Dalam perjalanannya menuju Istana Imahama di Provinsi Omi, Toyotomi Hideyoshi yang merasa haus mengistirahatkan pasukannya di sebuah kuil bernama Kuil Kanon yang terletak tidak jauh dari Istana Imahama.
“Perintahkan pasukan untuk beristirahat!”, perintah Hideyoshi kepada pasukan depan.
“Baik, Tuan,” jawab seorang pengawal.
Melihat kedatangan Hideyoshi dan pasukannya, salah seorang pembantu pendeta kuil tersebut pun menyambutnya.
“Ada keperluan apakah Tuan datang ke mari?” tanya pembantu pendeta tersebut
“Aku hendak beristirahat di kuilmu sejenak. Itu jika Tuan mengizinkan,” pinta Hideyoshi.
“Dengan segenap hati saya akan mempersilakan Tuan untuk beristirahat. Silakan masuk, Tuan,” jawab sopan pembantu pendeta tersebut.
Dengan adanya izin dari pembantu pendeta Kuil Kanon, Hideyoshi pun memerintahkan pasukannya untuk segera bersitirahat sebelum menghadapi peperanga yang kuat.
Sebagai pimpinan pasukan, pembantu pendeta menjamu sepesial Hideyoshi di ruang tamunya. Sembari menyuguhkan secangkir teh yang sudah dingin.
“Wah, Tuan sungguh terberkati oleh Dewa. Saya benar-benar haus sekali. Terimakasih tehnya,” jawab Hideyoshi setelah menghabiskan dengan cepat suguhan teh tersebut.
Melihat kelakuan Hideyoshi, pembantu pendeta hanya tertawa simpul. Namun Hideyoshi yang benar-benar kehausan tidak mempedulikannya.
“Bisakah anda memberikan saya secangkir teh lagi?” pinta Hideyoshi.
“Akan segera saya ambilkan, Tuan,” jawab pembantu pendeta tersebut.
Tidak berapa lama, pembantu pendeta tersebut kembali dengan membawa secangkir teh dan menyuguhkannya dengan segera.
“Hmm.., teh kali ini berbeda dengan yang tadi?” tanya Hideyoshi.

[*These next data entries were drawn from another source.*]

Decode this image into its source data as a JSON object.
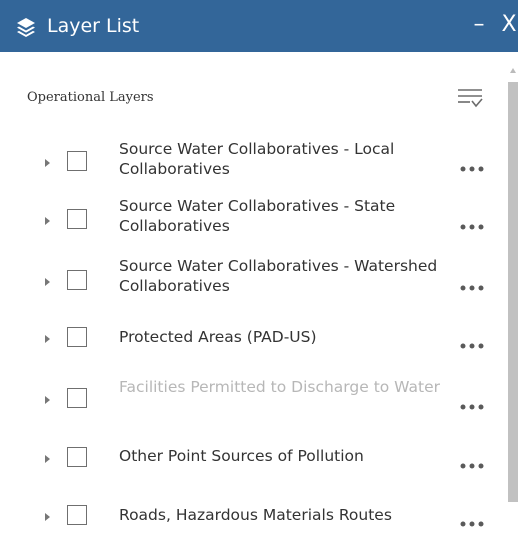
{
  "window": {
    "title": "Layer List",
    "minimize_label": "–",
    "close_label": "X"
  },
  "header": {
    "section_title": "Operational Layers"
  },
  "colors": {
    "titlebar": "#336699",
    "text": "#333333",
    "disabled_text": "#b7b7b7"
  },
  "icons": {
    "title": "layers-icon",
    "filter": "filter-list-icon",
    "expand": "caret-right-icon",
    "more": "ellipsis-icon"
  },
  "layers": [
    {
      "label": "Source Water Collaboratives - Local Collaboratives",
      "checked": false,
      "enabled": true
    },
    {
      "label": "Source Water Collaboratives - State Collaboratives",
      "checked": false,
      "enabled": true
    },
    {
      "label": "Source Water Collaboratives - Watershed Collaboratives",
      "checked": false,
      "enabled": true
    },
    {
      "label": "Protected Areas (PAD-US)",
      "checked": false,
      "enabled": true
    },
    {
      "label": "Facilities Permitted to Discharge to Water",
      "checked": false,
      "enabled": false
    },
    {
      "label": "Other Point Sources of Pollution",
      "checked": false,
      "enabled": true
    },
    {
      "label": "Roads, Hazardous Materials Routes",
      "checked": false,
      "enabled": true
    }
  ]
}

“Iya Tuan.. masih sedikit hangat. Minumlah sedikit berlahan,” ucap pembantu pendeta menjelaskan.
“Maaf, saya benar-benar haus. Sudah tidak kuat menahan dahaga ini,” jawab Hideyoshi setelah menghabiskan teh kedua dengan cepat pula.
“Apa Tuan menghendakinya lagi?” tanya pembantu pendeta tersebut.
“Hmm.. jika Tuan tidak merasa keberatan,” jawab Hideyoshi.
“Akan segera saya siapkan, Tuan,” jawab pembantu pendeta.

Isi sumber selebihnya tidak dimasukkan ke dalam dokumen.